Dans l’univers du rap ivoirien, certains artistes se distinguent par leur capacité à durer, à évoluer et à rester fidèles à leur identité. Kadja fait partie de cette catégorie. Connu pour son franc-parler et son style sans concession, le rappeur ivoirien s’est imposé au fil des années comme l’une des voix les plus constantes et les plus authentiques de la scène hip-hop locale.
Un rappeur forgé dans la rue et la détermination
De son vrai nom Serge Christian Aitchin, Kadja est né le 18 juin 1993 à Cocody, à Abidjan. Passionné de musique dès son adolescence, il commence à écrire ses premiers textes alors qu’il est encore en classe de terminale. Très vite, la passion du rap prend le dessus sur ses études, qu’il abandonne quelques années plus tard pour se consacrer entièrement à la musique.
Kadja se fait progressivement une place dans le paysage du rap ivoirien grâce à un style hardcore, direct et souvent provocateur. Signé sur le label Aura Corp, proche du producteur et artiste Shado Chris, il développe une identité musicale marquée par des textes crus, un flow agressif et un discours frontal qui ne laisse personne indifférent.
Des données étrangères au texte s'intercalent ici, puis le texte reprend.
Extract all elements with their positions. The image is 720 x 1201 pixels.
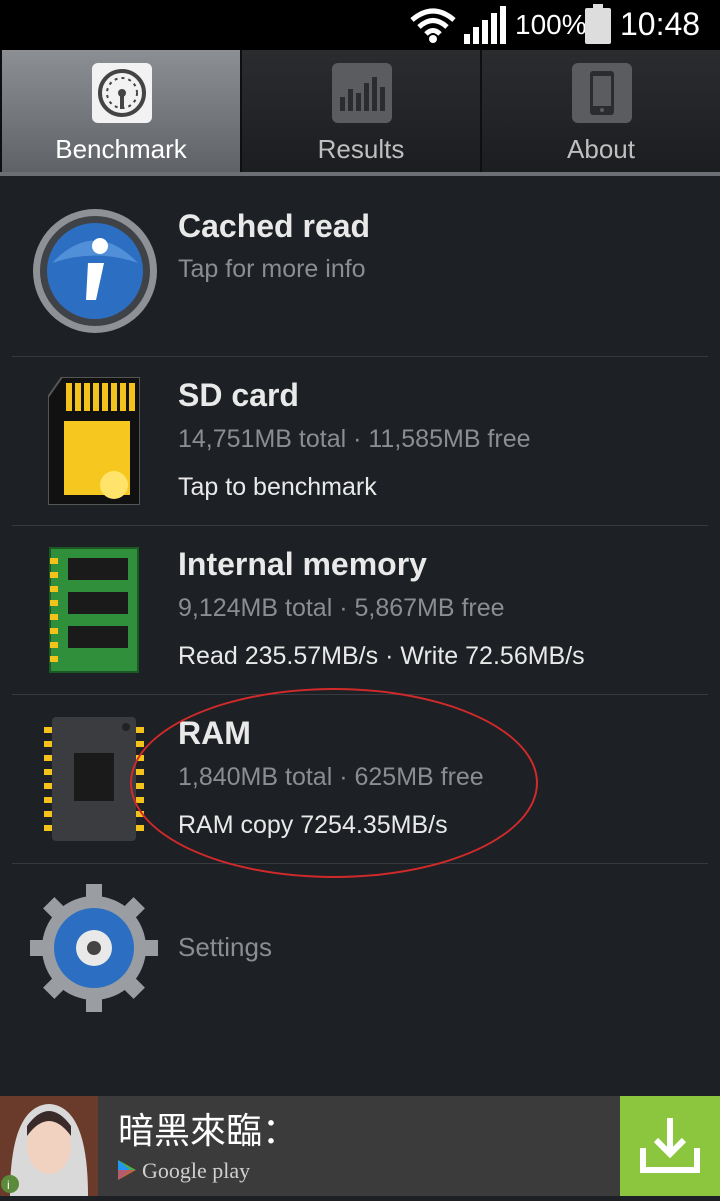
tab-about[interactable]: About	[482, 50, 720, 172]
memory-chip-icon	[48, 546, 140, 679]
clock: 10:48	[620, 6, 701, 42]
download-icon	[640, 1118, 700, 1179]
list-item-sd-card[interactable]: SD card 14,751MB total · 11,585MB free T…	[0, 357, 720, 525]
tab-results-label: Results	[317, 134, 405, 164]
google-play-label: Google play	[142, 1158, 251, 1183]
phone-icon	[572, 63, 632, 123]
internal-memory-detail: Read 235.57MB/s · Write 72.56MB/s	[178, 642, 585, 670]
tab-bar: Benchmark Results About	[0, 50, 720, 176]
list-item-settings[interactable]	[0, 864, 720, 1034]
signal-icon	[464, 6, 508, 49]
tab-benchmark[interactable]: Benchmark	[2, 50, 240, 172]
sd-card-title: SD card	[178, 377, 299, 413]
battery-icon	[585, 4, 611, 49]
ad-title: 暗黑來臨：	[118, 1110, 299, 1151]
settings-label[interactable]: Settings	[178, 932, 272, 963]
speedometer-icon	[92, 63, 152, 123]
cached-read-subtitle: Tap for more info	[178, 255, 366, 283]
download-button[interactable]	[620, 1096, 720, 1196]
list-item-cached-read[interactable]: Cached read Tap for more info	[0, 180, 720, 356]
gear-icon	[30, 884, 158, 1017]
sd-card-icon	[47, 376, 141, 510]
battery-percent: 100%	[515, 9, 587, 40]
tab-about-label: About	[567, 134, 635, 164]
annotation-ellipse	[130, 688, 538, 878]
tab-underline	[0, 172, 720, 176]
list-item-internal-memory[interactable]: Internal memory 9,124MB total · 5,867MB …	[0, 526, 720, 694]
internal-memory-subtitle: 9,124MB total · 5,867MB free	[178, 594, 505, 622]
wifi-icon	[410, 8, 456, 49]
info-icon	[32, 208, 158, 339]
sd-card-detail: Tap to benchmark	[178, 473, 377, 501]
status-bar: 100% 10:48	[0, 0, 720, 50]
ram-chip-icon	[44, 717, 144, 846]
google-play-icon	[118, 1160, 136, 1185]
internal-memory-title: Internal memory	[178, 546, 427, 582]
tab-benchmark-label: Benchmark	[55, 134, 187, 164]
tab-results[interactable]: Results	[242, 50, 480, 172]
bar-chart-icon	[332, 63, 392, 123]
ad-thumbnail: i	[0, 1096, 98, 1196]
sd-card-subtitle: 14,751MB total · 11,585MB free	[178, 425, 531, 453]
cached-read-title: Cached read	[178, 208, 371, 244]
svg-text:i: i	[7, 1178, 10, 1192]
ad-banner[interactable]: i 暗黑來臨： Google play	[0, 1096, 720, 1196]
Cette attitude lui vaut rapidement une réputation : celle d’un rappeur qui n’a pas sa langue dans sa poche.
Une discographie construite avec constance
La carrière de Kadja se construit progressivement avec plusieurs projets marquants. En 2019, il sort son premier album « Le Roi Fou », qui attire l’attention du public et confirme son potentiel dans le rap ivoirien.
Trois ans plus tard, il enchaîne avec « La vie la vraie » (2022), un projet qui dépasse le million de streams en moins d’un mois sur Boomplay, preuve que son public s’agrandit et que sa musique trouve un écho auprès de la jeunesse.
Au fil des morceaux et des collaborations, Kadja développe un univers artistique où se mêlent ambition, réalités sociales et introspection.
« Et Dieu créa Kadja » : un projet affirmé
En décembre 2025, l’artiste franchit une nouvelle étape dans sa carrière avec la sortie de son projet « Et Dieu créa Kadja », un album de 13 titres qui confirme son statut dans le rap ivoirien.
Le projet, qui dure environ 42 minutes, propose plusieurs morceaux marquants comme « KOR », « Garçon », « Vanité » ou encore « Rêves, peines et réalités » en collaboration avec le rappeur français Black M.
À travers cet album, Kadja affiche une maturité artistique plus assumée. Les textes évoquent les sacrifices, la réussite, les critiques et la place qu’il s’est forgée dans l’industrie musicale.
Une présence scénique de plus en plus affirmée
La fin de l’année 2025 marque également un moment important dans son parcours. Le 19 décembre 2025, Kadja se produit pour la première fois au Palais de la Culture Bernard B. Dadié de Treichville, dans la salle Anoumabo, une scène emblématique de la musique ivoirienne.
Ce concert symbolise pour beaucoup une forme de consécration. Monter sur cette scène signifie rejoindre la liste des artistes capables de mobiliser un public important et d’assumer un spectacle de grande envergure.
Un rap sincère et sans filtre
Si Kadja attire autant l’attention, c’est aussi parce qu’il incarne un rap sans compromis. Dans ses textes comme dans ses prises de parole publiques, il n’hésite pas à critiquer l’industrie, à dénoncer certaines hypocrisies ou à défendre sa vision du rap.
Son univers musical reste profondément ancré dans la réalité sociale de la jeunesse ivoirienne, ce qui explique la fidélité d’un public qui se reconnaît dans ses paroles.
Une figure qui compte dans le rap ivoirien
Aujourd’hui, Kadja fait partie des artistes qui contribuent à façonner la nouvelle génération du hip-hop ivoirien, aux côtés de plusieurs figures montantes et confirmées. Son parcours démontre qu’il est possible de construire une carrière solide en restant fidèle à son identité artistique.
Avec « Et Dieu créa Kadja », l’artiste semble entrer dans une nouvelle phase de sa carrière, celle d’un rappeur désormais installé, mais toujours prêt à défendre son trône micro en main.